Columbia University’s Rashid Khalidi is getting a second shot at a job at Princeton University.
A historian of Arab nationalism and a public intellectual known for his scathing assessments of American foreign policy, Mr. Khalidi is a top contender to fill an endowed chair in the history department that is being vacated by a retiring scholar.
Mr. Khalidi, who directs Columbia’s Middle East Institute, was a candidate earlier in the year for another Princeton chair, endowed by businessman Robert Niehaus, but did not receive an offer, sources said. Columbia recruited Mr. Khalidi from the University of Chicago in 2003 and offered him an endowed professorship named after Edward Said, a literature scholar who was the author of “Orientalism.” He died in 2003.
The possible hiring of Mr. Khalidi comes as Princeton is expected to announce today the appointment of Daniel Kurtzer, who stepped down as America’s ambassador to Israel this year, to a professorship endowed by the founder of diet-drink company Slim-Fast, Daniel Abraham. He will serve up to five years in Princeton’s Woodrow Wilson School of Public and International Affairs, university officials said.
In the field of Middle Eastern studies, Mr. Khalidi has gained a reputation as a rigorous chronicler of the modern Middle East, following in the footsteps of Oxford historian Albert Hourani, who died in 1993. Critics of Mr. Khalidi have described his writing as polemical and have said he represents a worrisome drift in Middle Eastern studies toward anti-Americanism.
In his most recent book, “Resurrecting Empire,” Mr. Khalidi argued that America’s strategy in the war in Iraq has little to do with promoting democracy and a lot to do with gaining “hegemony over the region, in collaboration with Israel.” Mr. Khalidi, an advocate for Palestinian statehood, has spoken out against what he views as Israel’s subjugation of the Palestinians and has expressed doubt over the possibility of a two-state solution to the Middle East conflict.
Mr. Khalidi’s time at Columbia has been marked by turmoil. In the spring, the New York City Department of Education dismissed Mr. Khalidi as a lecturer to public school teachers enrolled in a professional development program. The department made the decision after The New York Sun reported that Mr. Khalidi, in public comments, had described Israel’s policies as “racist” and accused the Jewish state of establishing an “apartheid system in creation.”
Last spring, as Columbia looked into charges that Middle Eastern studies professors at the school bullied Jewish students in the classroom, Mr. Khalidi defended those scholars and voiced concern about threats to academic freedom.

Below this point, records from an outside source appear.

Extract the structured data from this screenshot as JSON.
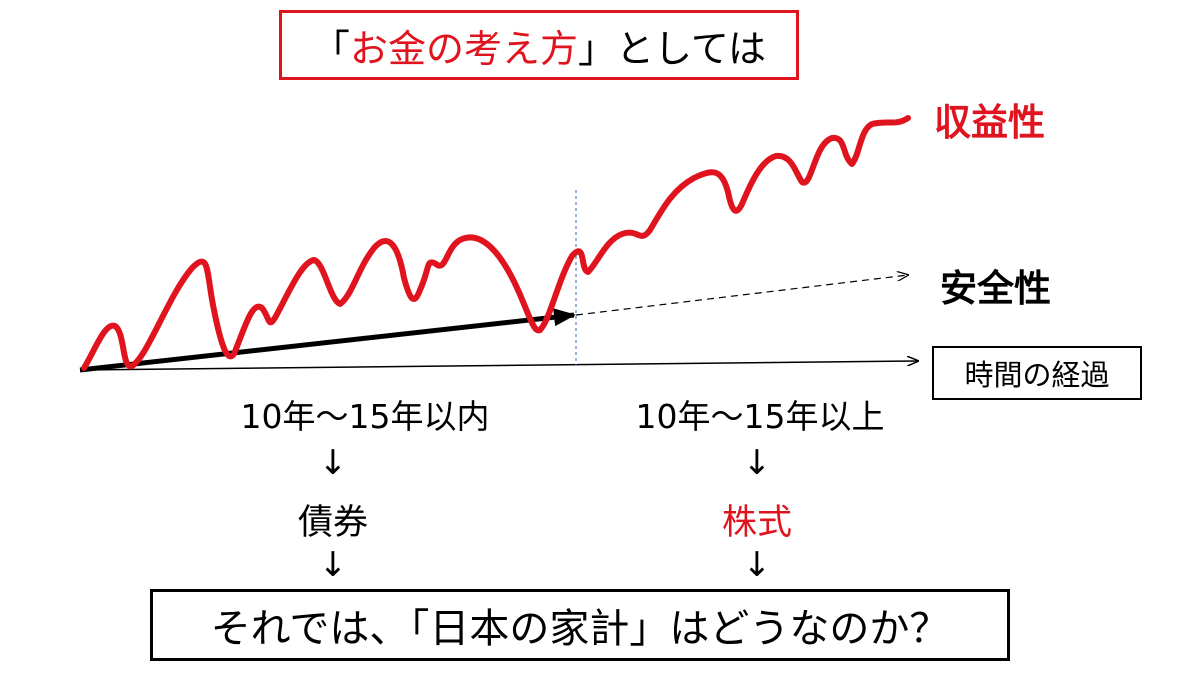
{
  "title": {
    "open_bracket": "「",
    "highlight": "お金の考え方",
    "close_rest": "」としては"
  },
  "labels": {
    "profitability": "収益性",
    "safety": "安全性",
    "time_elapsed": "時間の経過"
  },
  "periods": {
    "short": "10年～15年以内",
    "long": "10年～15年以上"
  },
  "arrow_glyph": "↓",
  "assets": {
    "bonds": "債券",
    "stocks": "株式"
  },
  "question": "それでは、「日本の家計」はどうなのか？",
  "colors": {
    "accent": "#e0141e",
    "divider": "#5b7fc7"
  }
}
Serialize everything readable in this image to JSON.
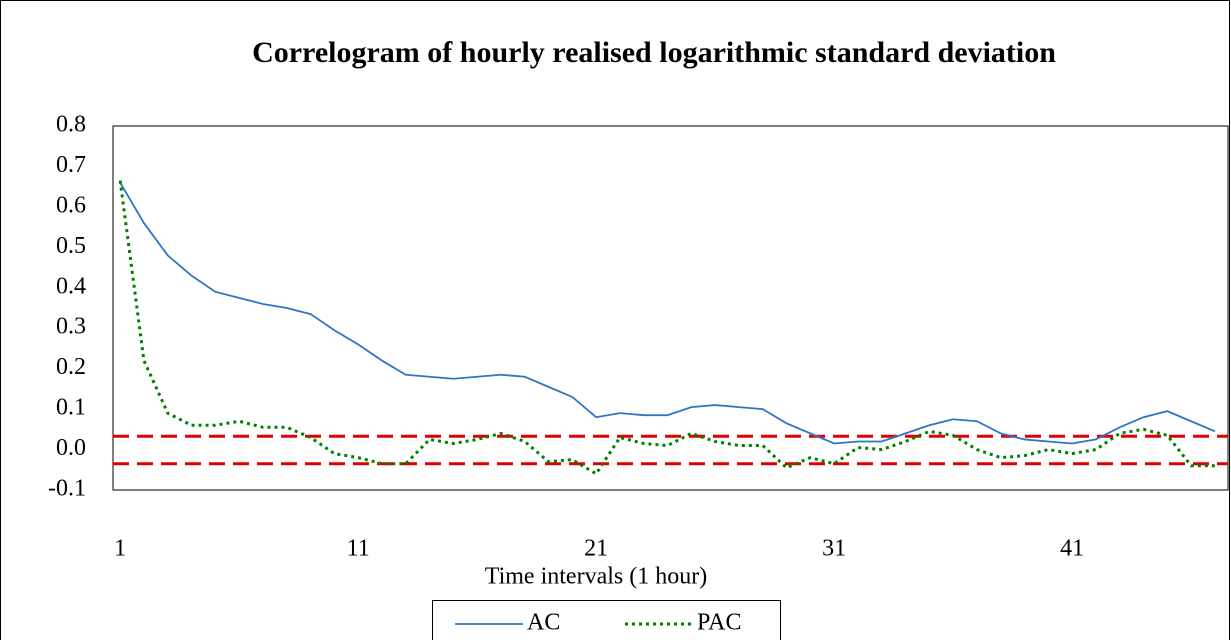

Mr. Khalidi, who is part of a visiting professorship program at Princeton that invites scholars to come to the school for one- to two-week intervals, is scheduled to deliver a guest lecture today before the history department. The lecture is titled “The Iron Cage: The Palestinian Failure To Achieve Statehood Before and After 1948.”
The chairman of Princeton’s history department, Jeremy Adelman, praised Mr. Khalidi, saying he “has immense range.” He said the department would make a decision on the academic appointment in the winter. “This is an academic appointment,” Mr. Adelman said.